Though you would never know it from looking at her, Queen Silvia turned 50 last week. Because she is a commoner, and German-born, not everybody thought King Carl XVI Gustaf's choice of bride appropriate at the time of their marriage in 1976. That she was the right choice has never been more apparent. Members of government, parliament and the arts world staged a tribute to her at the Royal Opera. This was no stiff royal performance along British lines. One of the actors looked up to the royal box and thanked the king for keeping up the old Viking seafaring tradition by 'bringing back a good- looking woman' from abroad. The entire cast joined in singing Abba's 'Dancing Queen'.
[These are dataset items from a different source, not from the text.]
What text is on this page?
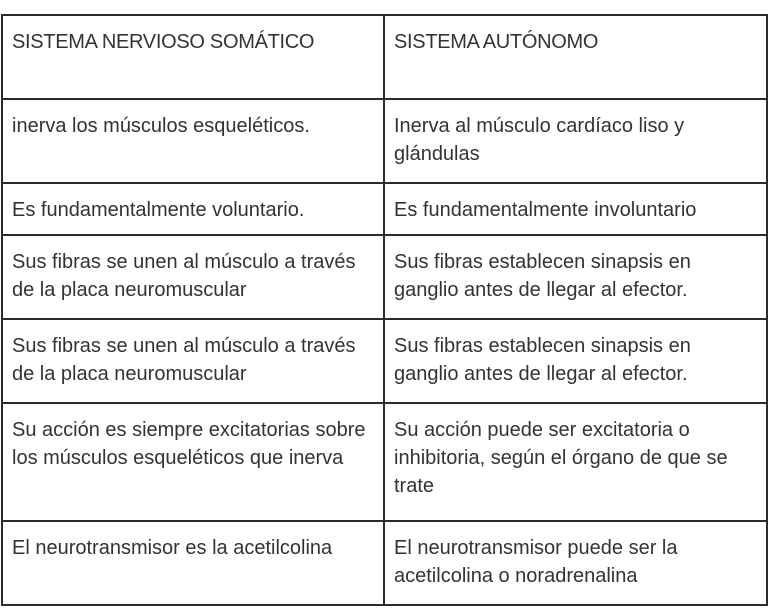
SISTEMA NERVIOSO SOMÁTICO	SISTEMA AUTÓNOMO
inerva los músculos esqueléticos.	Inerva al músculo cardíaco liso y glándulas
Es fundamentalmente voluntario.	Es fundamentalmente involuntario
Sus fibras se unen al músculo a través de la placa neuromuscular	Sus fibras establecen sinapsis en ganglio antes de llegar al efector.
Sus fibras se unen al músculo a través de la placa neuromuscular	Sus fibras establecen sinapsis en ganglio antes de llegar al efector.
Su acción es siempre excitatorias sobre los músculos esqueléticos que inerva	Su acción puede ser excitatoria o inhibitoria, según el órgano de que se trate
El neurotransmisor es la acetilcolina	El neurotransmisor puede ser la acetilcolina o noradrenalina
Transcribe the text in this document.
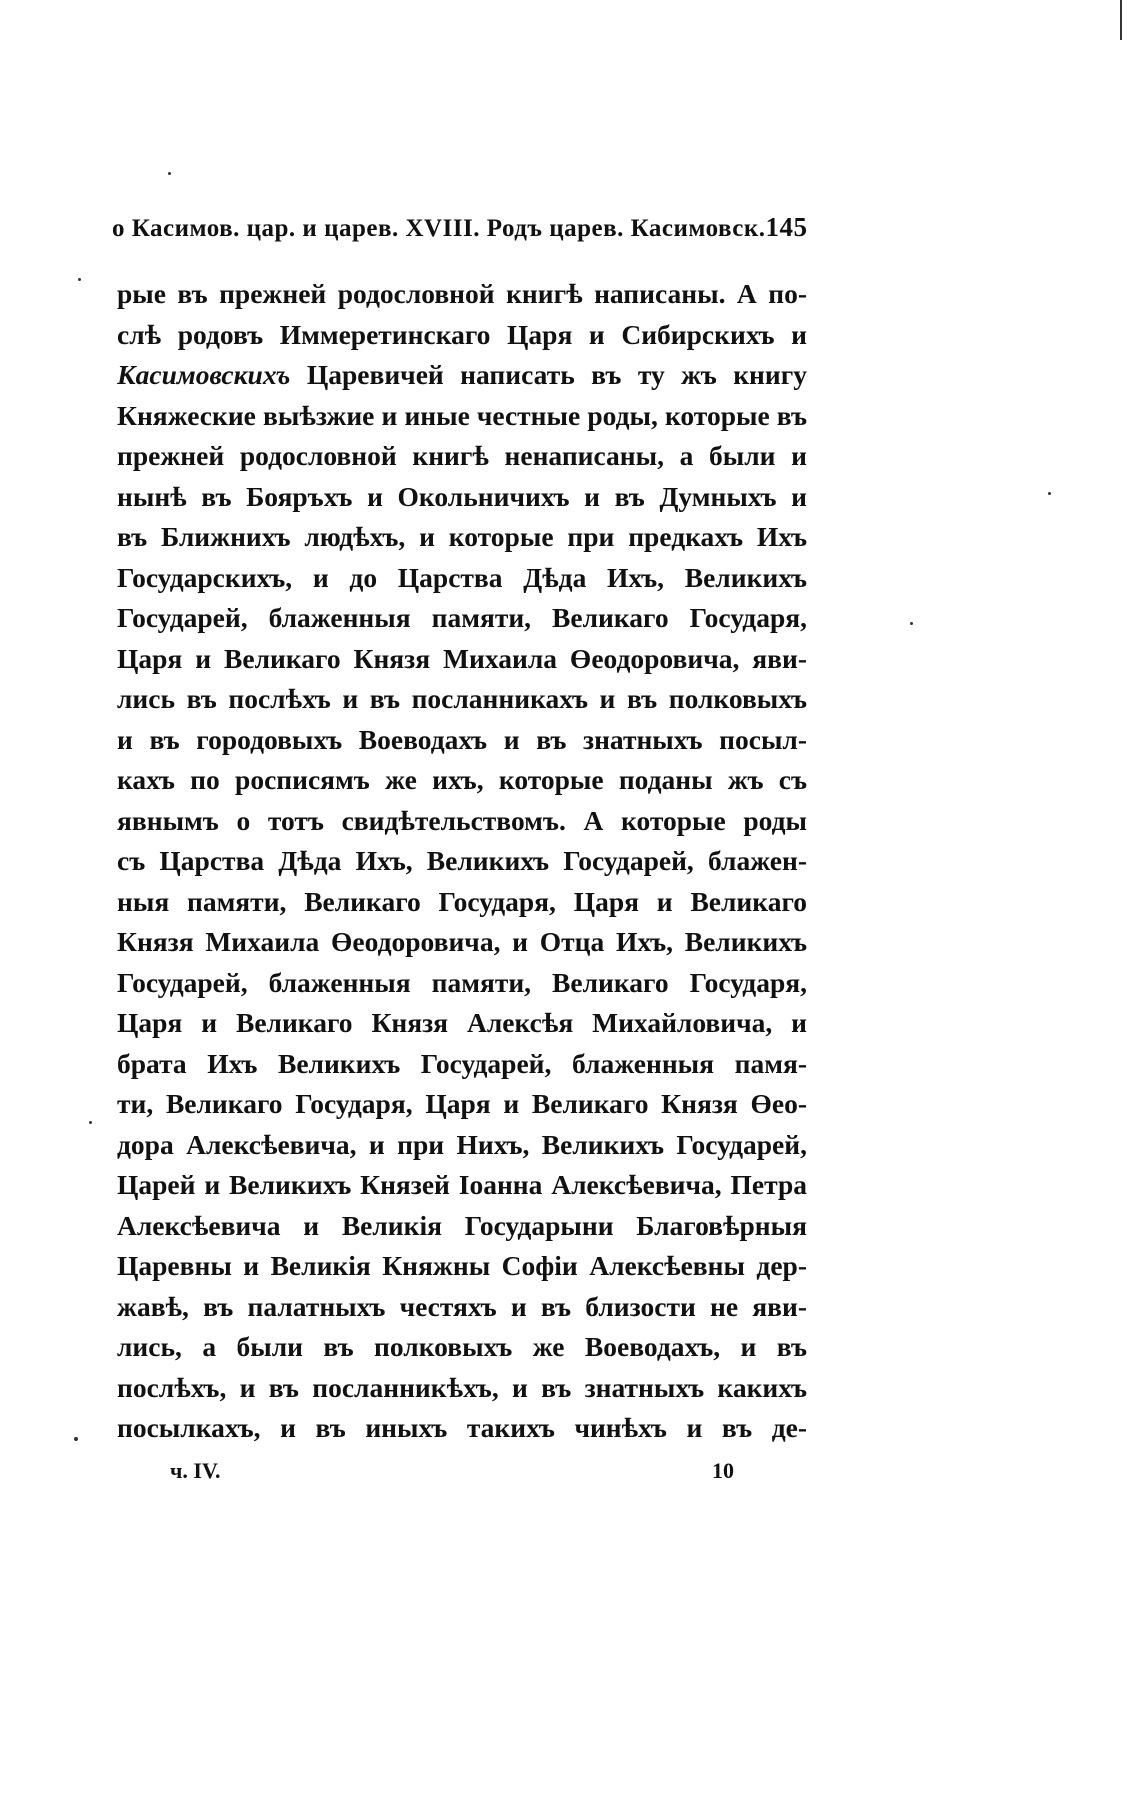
о Касимов. цар. и царев. XVIII. Родъ царев. Касимовск. 145
рые въ прежней родословной книгѣ написаны. А по-
слѣ родовъ Иммеретинскаго Царя и Сибирскихъ и
Касимовскихъ Царевичей написать въ ту жъ книгу
Княжеские выѣзжие и иные честные роды, которые въ
прежней родословной книгѣ ненаписаны, а были и
нынѣ въ Бояръхъ и Окольничихъ и въ Думныхъ и
въ Ближнихъ людѣхъ, и которые при предкахъ Ихъ
Государскихъ, и до Царства Дѣда Ихъ, Великихъ
Государей, блаженныя памяти, Великаго Государя,
Царя и Великаго Князя Михаила Өеодоровича, яви-
лись въ послѣхъ и въ посланникахъ и въ полковыхъ
и въ городовыхъ Воеводахъ и въ знатныхъ посыл-
кахъ по росписямъ же ихъ, которые поданы жъ съ
явнымъ о тотъ свидѣтельствомъ. А которые роды
съ Царства Дѣда Ихъ, Великихъ Государей, блажен-
ныя памяти, Великаго Государя, Царя и Великаго
Князя Михаила Өеодоровича, и Отца Ихъ, Великихъ
Государей, блаженныя памяти, Великаго Государя,
Царя и Великаго Князя Алексѣя Михайловича, и
брата Ихъ Великихъ Государей, блаженныя памя-
ти, Великаго Государя, Царя и Великаго Князя Өео-
дора Алексѣевича, и при Нихъ, Великихъ Государей,
Царей и Великихъ Князей Іоанна Алексѣевича, Петра
Алексѣевича и Великія Государыни Благовѣрныя
Царевны и Великія Княжны Софіи Алексѣевны дер-
жавѣ, въ палатныхъ честяхъ и въ близости не яви-
лись, а были въ полковыхъ же Воеводахъ, и въ
послѣхъ, и въ посланникѣхъ, и въ знатныхъ какихъ
посылкахъ, и въ иныхъ такихъ чинѣхъ и въ де-
ч. IV.	10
In a staged conversation among Swedish queens over the centuries, Queen Christina (who fled to Rome and the Pope in the 17th century) noted: 'To wake up this sleepy nation, we do need the odd injection.'

Queen Silvia, played by a look-alike opera singer, summed up the qualities needed: 'You speak of beauty, charm and tact. Is this my entire portrait? In that case a queen's work is both easy, and not easy. You talk all the time about being, and not much about doing. To get to know your reality, and turn it into mine. To feel as you do for this country. To dare to cry, and be able to laugh.'

This sums up why the Swedes are grateful to Silvia Sommerlath, a former Olympic hostess, the daughter of a German businessman and a Brazilian mother, who could speak not a word of Swedish when she met the king at Innsbruck in 1973. Not only has she inspired confidence in and brought a smile to the face of the shy and dyslexic king, but to that of the people as well. And this to a people innately averse to elitist institutions.

With the birth in 1977 of Victoria, the eldest of the couple's three children, the male- only succession was abolished to enable her to become Crown Princess. Silvia always has the perfect answer, but not irritatingly so. As a very young journalist I asked her, while the king had a naval education to prepare him for the throne, what would be the equivalent in Victoria's case? 'I can very well imagine a naval education for her too,' she said, 'with other subjects added on.'

She has helped the king live up to his motto as monarch: 'For Sweden with the times'. In his Christmas Day speech last week, speaking of the 'awful and frightening conditions refugees have experienced in their former home countries,' the king declared: 'The Red Cross has said that it is a privilege to live in a country that can welcome these fellow human beings. The queen and I fully concur with that statement.'

While the republican movement gains strength in Britain, in Sweden it is dead and buried. A 32-page supplement published by Svenska Dagbladet on her birthday noted: 'With Silvia, the republic died. You could put it that way. Even if Silvia's arrival was like kicking someone lying down. Or hitting a guy with glasses. The guy with glasses was mostly to be found with the Social Democrats. A few lines in the party manifesto, ever more vague over the years. It has always been there, but nobody has ever done anything to implement it.'

Volva, a sage writing in the Icelandic magazine Vikan, wrote in her New Year predictions that in 1994 Swedish King Carl XVI Gustaf and Queen Silvia will have marital problems after an ex-model publishes a book. It seems unlikely. As my mother snapped at me: 'We don't gossip about them.'

An attempt was made by one of the British tabloids last year to float the rumour of an affair between Silvia and her brother-in-law, Johann Georg von Hohenzollern. The basis for the rumour was apparently that both were of German descent. The newspaper hoped that the Swedish royals were not intending to match the divorce statistics of their British colleagues.

Svenska Dagbladet: 'The British newspapers are not terribly bothered about facts. They are happy to confuse the Swedish queen with Queen Margrethe of Denmark and Queen Beatrix of the Netherlands. It is the latter who has been seen cycling around among her subjects to the astonishment of the British . . . luckily, James Whitaker (of the Daily Mirror) and his colleagues devote few column inches to the Swedish monarchy.'

Mr Whitaker says: 'Queen Silvia is elegant and well-mannered and does her job very well. But she is a bit too boring. That is why we so rarely write about her.'

That may be the British view. But at least, the Swedes note, she knows how to keep a family, and a monarchy, going.